It’s a bummer when a film has an important historical story to tell but the finished product just isn’t very good. Such is the case with “Judas and the Black Messiah,” director Shaka King‘s take on the true story of charismatic Black Panther Party leader Fred Hampton (Daniel Kaluuya) and FBI informant William O’Neal (LaKeith Stanfield), the man who infiltrated the African-American organization in Illinois in the late 1960s. It’s an interesting account of true events about two very important figures in our nation’s history, and the racial justice issues are just as relevant today. But topical material doesn’t always result in an award-worthy (or entertaining) movie.

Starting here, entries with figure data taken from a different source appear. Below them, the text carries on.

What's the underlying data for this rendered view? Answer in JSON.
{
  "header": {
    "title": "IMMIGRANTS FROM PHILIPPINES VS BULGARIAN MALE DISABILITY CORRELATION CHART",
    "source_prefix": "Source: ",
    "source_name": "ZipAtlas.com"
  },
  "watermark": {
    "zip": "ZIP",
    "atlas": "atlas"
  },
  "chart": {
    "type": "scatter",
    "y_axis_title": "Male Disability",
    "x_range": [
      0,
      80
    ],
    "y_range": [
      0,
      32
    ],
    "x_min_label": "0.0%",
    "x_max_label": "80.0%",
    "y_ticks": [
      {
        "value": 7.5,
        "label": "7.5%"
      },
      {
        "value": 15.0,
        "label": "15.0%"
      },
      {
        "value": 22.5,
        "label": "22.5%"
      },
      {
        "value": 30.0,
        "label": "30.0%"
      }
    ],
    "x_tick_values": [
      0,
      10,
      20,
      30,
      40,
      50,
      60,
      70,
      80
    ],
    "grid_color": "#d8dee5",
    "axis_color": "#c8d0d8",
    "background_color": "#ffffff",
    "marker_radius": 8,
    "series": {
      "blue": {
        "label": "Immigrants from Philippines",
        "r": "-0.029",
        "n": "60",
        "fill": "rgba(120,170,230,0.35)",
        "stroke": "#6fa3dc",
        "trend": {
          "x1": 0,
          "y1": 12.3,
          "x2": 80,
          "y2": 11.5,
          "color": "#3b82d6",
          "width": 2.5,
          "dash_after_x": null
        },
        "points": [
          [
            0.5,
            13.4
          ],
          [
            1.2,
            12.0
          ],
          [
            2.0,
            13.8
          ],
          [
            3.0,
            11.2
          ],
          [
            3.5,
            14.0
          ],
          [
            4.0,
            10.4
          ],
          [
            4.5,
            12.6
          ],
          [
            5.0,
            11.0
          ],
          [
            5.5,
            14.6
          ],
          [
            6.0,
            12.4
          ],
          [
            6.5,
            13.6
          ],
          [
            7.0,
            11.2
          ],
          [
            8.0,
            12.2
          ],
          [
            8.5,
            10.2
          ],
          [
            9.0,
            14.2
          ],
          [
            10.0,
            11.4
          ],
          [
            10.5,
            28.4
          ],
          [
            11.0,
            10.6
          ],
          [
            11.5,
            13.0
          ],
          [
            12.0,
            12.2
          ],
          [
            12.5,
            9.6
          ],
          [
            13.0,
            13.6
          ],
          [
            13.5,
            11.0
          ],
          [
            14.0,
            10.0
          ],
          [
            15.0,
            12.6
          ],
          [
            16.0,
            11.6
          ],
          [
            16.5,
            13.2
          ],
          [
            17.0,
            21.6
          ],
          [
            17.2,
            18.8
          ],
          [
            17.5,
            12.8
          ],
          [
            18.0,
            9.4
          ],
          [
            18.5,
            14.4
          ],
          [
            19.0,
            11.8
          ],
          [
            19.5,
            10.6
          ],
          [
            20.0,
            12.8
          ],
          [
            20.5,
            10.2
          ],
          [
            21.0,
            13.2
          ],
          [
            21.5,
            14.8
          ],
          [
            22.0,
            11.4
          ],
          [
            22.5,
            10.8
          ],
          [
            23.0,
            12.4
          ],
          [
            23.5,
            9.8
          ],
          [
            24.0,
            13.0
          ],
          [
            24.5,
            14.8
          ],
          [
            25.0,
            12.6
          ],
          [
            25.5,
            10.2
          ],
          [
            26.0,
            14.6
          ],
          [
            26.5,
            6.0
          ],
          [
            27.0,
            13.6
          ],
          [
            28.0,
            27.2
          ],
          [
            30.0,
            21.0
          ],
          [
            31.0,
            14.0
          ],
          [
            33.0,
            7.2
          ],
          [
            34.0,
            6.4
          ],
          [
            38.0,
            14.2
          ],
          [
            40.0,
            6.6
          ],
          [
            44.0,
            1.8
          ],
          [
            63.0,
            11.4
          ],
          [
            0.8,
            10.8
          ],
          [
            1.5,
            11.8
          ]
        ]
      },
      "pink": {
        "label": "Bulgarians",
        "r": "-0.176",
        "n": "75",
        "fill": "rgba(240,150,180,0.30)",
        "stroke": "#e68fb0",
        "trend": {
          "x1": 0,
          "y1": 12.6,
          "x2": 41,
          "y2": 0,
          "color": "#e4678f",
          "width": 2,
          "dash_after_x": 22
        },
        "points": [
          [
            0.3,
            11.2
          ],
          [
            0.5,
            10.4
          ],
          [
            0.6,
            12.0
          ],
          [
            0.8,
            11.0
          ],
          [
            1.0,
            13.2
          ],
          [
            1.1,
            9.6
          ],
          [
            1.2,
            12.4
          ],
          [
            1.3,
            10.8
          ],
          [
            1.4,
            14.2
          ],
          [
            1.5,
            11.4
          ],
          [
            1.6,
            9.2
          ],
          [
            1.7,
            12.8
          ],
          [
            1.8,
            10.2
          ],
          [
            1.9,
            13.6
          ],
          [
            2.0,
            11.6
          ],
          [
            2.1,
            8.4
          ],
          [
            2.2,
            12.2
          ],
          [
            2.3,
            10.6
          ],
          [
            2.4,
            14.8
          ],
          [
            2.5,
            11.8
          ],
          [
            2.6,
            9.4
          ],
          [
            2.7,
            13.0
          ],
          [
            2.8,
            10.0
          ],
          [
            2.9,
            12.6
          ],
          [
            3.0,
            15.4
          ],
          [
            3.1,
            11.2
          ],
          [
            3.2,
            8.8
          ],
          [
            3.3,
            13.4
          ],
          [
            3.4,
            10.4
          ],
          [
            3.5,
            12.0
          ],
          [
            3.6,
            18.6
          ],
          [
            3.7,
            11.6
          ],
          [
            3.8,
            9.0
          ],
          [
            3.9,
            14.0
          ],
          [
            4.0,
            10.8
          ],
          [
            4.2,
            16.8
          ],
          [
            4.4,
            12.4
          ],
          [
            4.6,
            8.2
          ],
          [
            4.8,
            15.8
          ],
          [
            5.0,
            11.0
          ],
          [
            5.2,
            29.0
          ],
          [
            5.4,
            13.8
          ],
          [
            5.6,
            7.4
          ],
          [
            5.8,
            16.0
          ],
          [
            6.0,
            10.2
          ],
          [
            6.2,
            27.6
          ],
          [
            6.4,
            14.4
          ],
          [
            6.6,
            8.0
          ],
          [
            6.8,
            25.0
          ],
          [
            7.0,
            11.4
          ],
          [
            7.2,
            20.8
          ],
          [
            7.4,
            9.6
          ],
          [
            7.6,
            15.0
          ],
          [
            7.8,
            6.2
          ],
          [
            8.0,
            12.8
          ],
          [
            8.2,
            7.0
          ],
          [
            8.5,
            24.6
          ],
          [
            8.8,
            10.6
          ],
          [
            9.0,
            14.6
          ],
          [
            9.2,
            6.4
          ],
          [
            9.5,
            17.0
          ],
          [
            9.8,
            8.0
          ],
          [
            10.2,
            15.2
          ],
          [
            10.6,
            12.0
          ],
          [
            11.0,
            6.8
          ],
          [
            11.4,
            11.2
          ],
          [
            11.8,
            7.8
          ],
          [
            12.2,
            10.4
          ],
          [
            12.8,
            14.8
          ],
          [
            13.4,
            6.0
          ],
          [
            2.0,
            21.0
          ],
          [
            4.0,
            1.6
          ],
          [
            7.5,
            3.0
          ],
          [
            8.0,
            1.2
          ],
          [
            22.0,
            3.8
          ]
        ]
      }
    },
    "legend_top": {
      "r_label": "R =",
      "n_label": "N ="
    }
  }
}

There are plenty of things to appreciate about the film’s execution, including King’s confident directorial style and the knockout lead performances from Kaluuya and Stanfield. Kaluuya has massive shoes to fill when portraying a real life man who was filled with so much insight and wisdom, and he fully embraces Hampton’s mannerisms and speech, creating a wholly realized vision (the actor himself becomes almost unrecognizable).
The script is the weakest link, which is rare when so many of the other elements combine to create a cohesive vision. King and Will Berson‘s co-authored screenplay is too complicated, resulting in a stagnant film that takes more than an hour to hit its stride. Everything is painfully slow until then, with Berson and King taking far too long to tell the story. You can feel the admiration here, but the reverence towards their characters is so high that it impedes them from driving the story forward.
There’s a horrifying scene that tells the end of Hampton’s life story, an awful and upsetting act of injustice at the hands of law enforcement. It’s just one of the things that makes “Judas and the Black Messiah” an important narrative for current times, when so many people of color are still fighting for equality. I just wish the storytelling had been tightened a bit.